Santa Barbara City College offers three levels of bronze casting classes that give students the opportunity to experiment with bronze and explore sculpting.
Ed Inks: “This is the lost wax casting process. So, they make the sculpture in wax because the wax melts. So, once its made in wax we create a system that guides the aluminum, or bronze- I’m sorry in this case bronze, today, through the cavity and finds all the details.
Then we embed that entire wax structure in a plaster and sand mixture, that’s also outlined with chicken wire to give it additional strength. Those molds are then put upside down into a kiln, heated for about 48 hours to about 1100 degrees.
At which point, the wax completely drains out of the mold and then it also dries the plaster. Once that’s prepared and we’ve got it through that burnout process, they bring it out, put it in a sand pit, to pack it up and make it more solid; make it more insulated. And then we pour bronze into the same opening that had once been made out of wax and paper.”

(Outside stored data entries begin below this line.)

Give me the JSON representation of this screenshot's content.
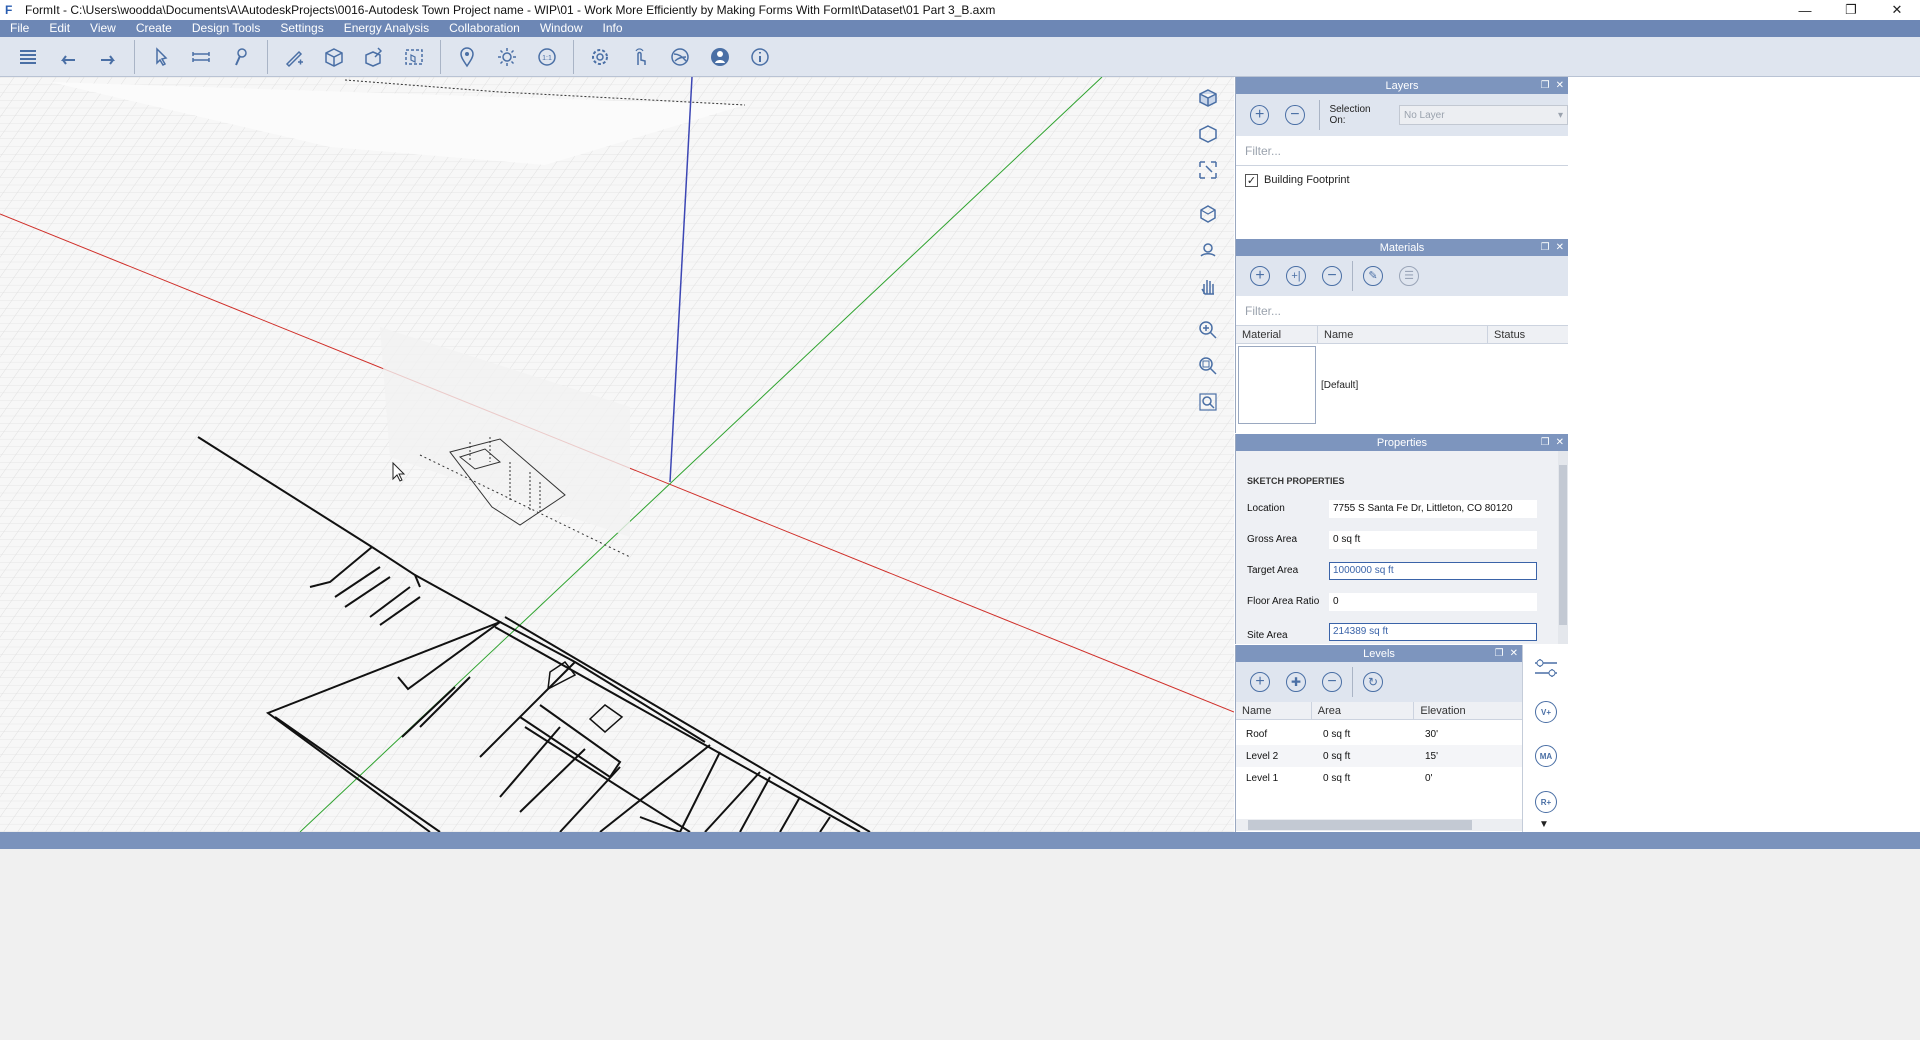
{
  "window": {
    "title": "FormIt - C:\\Users\\woodda\\Documents\\A\\AutodeskProjects\\0016-Autodesk Town Project name - WIP\\01 - Work More Efficiently by Making Forms With FormIt\\Dataset\\01 Part 3_B.axm",
    "logo": "F"
  },
  "menu": [
    "File",
    "Edit",
    "View",
    "Create",
    "Design Tools",
    "Settings",
    "Energy Analysis",
    "Collaboration",
    "Window",
    "Info"
  ],
  "toolbar_icons": [
    "list-icon",
    "undo-icon",
    "redo-icon",
    "select-icon",
    "dimension-icon",
    "paint-icon",
    "sketch-icon",
    "cube-icon",
    "tools-icon",
    "group-icon",
    "location-icon",
    "sun-icon",
    "scale-icon",
    "settings-icon",
    "touch-icon",
    "share-icon",
    "user-icon",
    "info-icon"
  ],
  "toolbar_scale_label": "1:1",
  "layers": {
    "title": "Layers",
    "selection_label": "Selection On:",
    "selection_value": "No Layer",
    "filter_placeholder": "Filter...",
    "items": [
      {
        "label": "Building Footprint",
        "checked": true
      }
    ]
  },
  "materials": {
    "title": "Materials",
    "filter_placeholder": "Filter...",
    "columns": [
      "Material",
      "Name",
      "Status"
    ],
    "rows": [
      {
        "name": "[Default]",
        "status": ""
      }
    ]
  },
  "properties": {
    "title": "Properties",
    "section": "SKETCH PROPERTIES",
    "rows": [
      {
        "label": "Location",
        "value": "7755 S Santa Fe Dr, Littleton, CO 80120"
      },
      {
        "label": "Gross Area",
        "value": "0 sq ft"
      },
      {
        "label": "Target Area",
        "value": "1000000 sq ft"
      },
      {
        "label": "Floor Area Ratio",
        "value": "0"
      },
      {
        "label": "Site Area",
        "value": "214389 sq ft"
      }
    ]
  },
  "levels": {
    "title": "Levels",
    "columns": [
      "Name",
      "Area",
      "Elevation"
    ],
    "rows": [
      {
        "name": "Roof",
        "area": "0 sq ft",
        "elevation": "30'"
      },
      {
        "name": "Level 2",
        "area": "0 sq ft",
        "elevation": "15'"
      },
      {
        "name": "Level 1",
        "area": "0 sq ft",
        "elevation": "0'"
      }
    ]
  },
  "side_buttons": [
    "V+",
    "MA",
    "R+"
  ],
  "colors": {
    "menu": "#6d87b5",
    "panel_header": "#7d95be",
    "accent": "#3a63a8",
    "x_axis": "#d0302a",
    "y_axis": "#2fa32f",
    "z_axis": "#3c46b4"
  }
}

This method has been used for around 5700 years and bronze, which resists corrosion better than most metals, was often chosen for sculptures.
Ed Inks: “Bronze has just historically been revered as the sculpture material for 3000 plus years. The price of bronze isn’t that precious, it’s not of semi-precious even quality, but it has that historical relevance that Rodin worked in bronze, and Michelangelo cast a little bit of bronze, but more Da Vinci did bronze. So you’ve got that part of the art history more than anything.”
Katherine Gring’s art was recently on display in the Humanities building. She’s in the advanced bronze casting class and will sometimes work on sculpting long into the afternoon after starting around 8 in the morning.
Katherine Gring: “The ones where the creatures are like walking forward and looking backward deal with memory and the past, and they’re actually made to be bird feeders, that’s why they have that empty vessel there.
What we do here is pour the 2000-degree bronze in the top, and then you pull out this thing that doesn’t really look like anything and carve it and you cut pieces off; sand it and brush it and make it into something.”
After this semester, Ed Inks will retire and leave the studio he helped build over his 25 years at city college to the next director of the ceramics department to be decided next month by the superintendent. Katherine Gring continues to enjoy sculpting. After years of painting it provides her with a new way to enjoy art.